A cliched romantic comedy with no chemistry between the leads
Amazon’s romantic drama flick “Something from Tiffany’s”, adapted from a novel written by Melissa Hill, explores the supposedly flawless lives of two partners. The plot of this rom-com revolves around Ethan, a single dad who is going to ask his partner to marry him, and Rachel Meyer, a young and fascinating woman, who is uncertain about her bond with her lover, Gary Wilson.
Ethan Greene buys a ring from the movie’s namesake jewelry store intending to pop the question to Vanessa. Additionally, at the exact same shop, Ethan and Gary accidentally switch up their matching shopping bags. Due to the confusion, Vanessa ends up with a set of earrings clearly bought for Rachel, while Rachel ends up with an engagement ring that was bought for Vanessa.
Owing to the whole mix-up, Rachel befriends Ethan, and as a consequence of their mutual attraction, they learn what real love is like. The two leads’ accidental encounters and blossoming passion make for a semi-touching love story.
The stunning jewel-toned opening sequence brings to mind a timeless, dreamy elegant New York City during December. The place is glistening with Christmas decorations and crisp snowflakes, with Dean Martin singing “I’ve Got My Love to Keep Me Warm”.
The feel-good, Christmas-themed rom-com offers a fairytale-like plot. While the characters conquer significant dilemmas to discover love, the protagonists offer a dimension of emotional relatability. Therefore, the allegedly fairytale-like romantic drama between Rachel and Ethan seems rooted in reality.
The movie contains all the elements that one could enjoy in a Christmas rom-com including two attractive central characters who are about to experience changes in their relationships, two unlikable spouses and a boatload of cheesiness in between. However, the film falls short as there is no chemistry between the two protagonists and it lacks a compelling enough narrative to entice viewers to watch it.
Among the primary issues with this contemporary rom-com, besides from the absence of chemistry between its leads, is that it does not have engaging, multifaceted characters. Everybody in this movie ultimately comes off as more of a notion than an actual person. The chaotic protagonist, the toxic, negligent fiancé, the single father with a big heart, the intelligent child who is mature beyond her age, the supportive yet sassy friend, and also the fiancé who simply doesn’t fit.
The drama exudes themes of passion and friendship while addressing the beauty and thrill of Christmas as well as the approaching New Year. The movie also tackles the fragile nature of relationships and reveals what is truly required to make a bond thrive. However, the central characters aren’t given time to develop and the depiction of their relationship makes the movie feel terribly bland. The viewers expect to see how the lovers are about to move forward in their relationship. Sadly, though, there isn’t much time set up for audiences to learn about the couple and also how they got to that point.

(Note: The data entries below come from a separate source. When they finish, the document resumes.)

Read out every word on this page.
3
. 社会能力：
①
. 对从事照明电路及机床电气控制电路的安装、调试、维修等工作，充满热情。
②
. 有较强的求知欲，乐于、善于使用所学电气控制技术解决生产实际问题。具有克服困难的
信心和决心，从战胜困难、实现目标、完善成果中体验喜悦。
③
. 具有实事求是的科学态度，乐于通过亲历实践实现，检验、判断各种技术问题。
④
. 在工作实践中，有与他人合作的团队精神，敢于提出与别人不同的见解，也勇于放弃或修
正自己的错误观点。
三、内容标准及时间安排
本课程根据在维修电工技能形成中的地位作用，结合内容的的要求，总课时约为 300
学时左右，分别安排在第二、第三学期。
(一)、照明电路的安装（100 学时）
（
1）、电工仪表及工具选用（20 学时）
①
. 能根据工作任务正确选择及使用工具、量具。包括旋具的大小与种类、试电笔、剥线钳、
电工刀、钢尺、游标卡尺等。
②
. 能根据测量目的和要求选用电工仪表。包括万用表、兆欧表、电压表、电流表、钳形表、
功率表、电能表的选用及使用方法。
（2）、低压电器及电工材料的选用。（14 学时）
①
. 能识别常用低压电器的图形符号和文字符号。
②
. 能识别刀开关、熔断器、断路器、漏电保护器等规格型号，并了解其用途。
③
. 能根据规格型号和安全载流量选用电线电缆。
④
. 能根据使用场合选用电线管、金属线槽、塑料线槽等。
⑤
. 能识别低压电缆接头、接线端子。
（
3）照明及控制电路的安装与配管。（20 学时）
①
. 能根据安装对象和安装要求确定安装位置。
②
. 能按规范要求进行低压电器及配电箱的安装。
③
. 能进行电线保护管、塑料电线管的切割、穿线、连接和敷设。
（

When it comes to the secondary characters, the holiday flick lacks substance. The drama does not attempt to develop any of them beyond a single dimension. Additionally, it invests no time exploring the initial spouses of the flawless couple unless it is required to demonstrate that the characters are jerks, self-centered, cold-hearted, or a combination of these. Gary’s lack of sympathetic traits makes him easier to overlook, but Vanessa doesn’t appear to be beyond redemption. Still, she’s ignored.
The actors who play Rachel and Ethan (Zoey Deutch and Kendrick Sampson), perform quite well. Leah Jeffries plays her role decently too, and is aware of the importance of making her role likable. Sadly, despite what both the characters have gone through, the father-daughter bonding sequences between Daisy and Ethan are few and far between, feeling shallow as a result.
In essence, Something From Tiffany’s offers a fairly straightforward premise that is both predictable and, to some extent, comforting since it’s a rom-com. New York is shown beautifully, the holiday-themed music is amazing and Rachel’s outfits are stunning. Sadly, though, due to awkward silences and extended pauses between the primary leads, as well as a lack of chemistry seen between them, the movie fails to extend that beauty to its screenplay and narrative, which feel bland and lacking.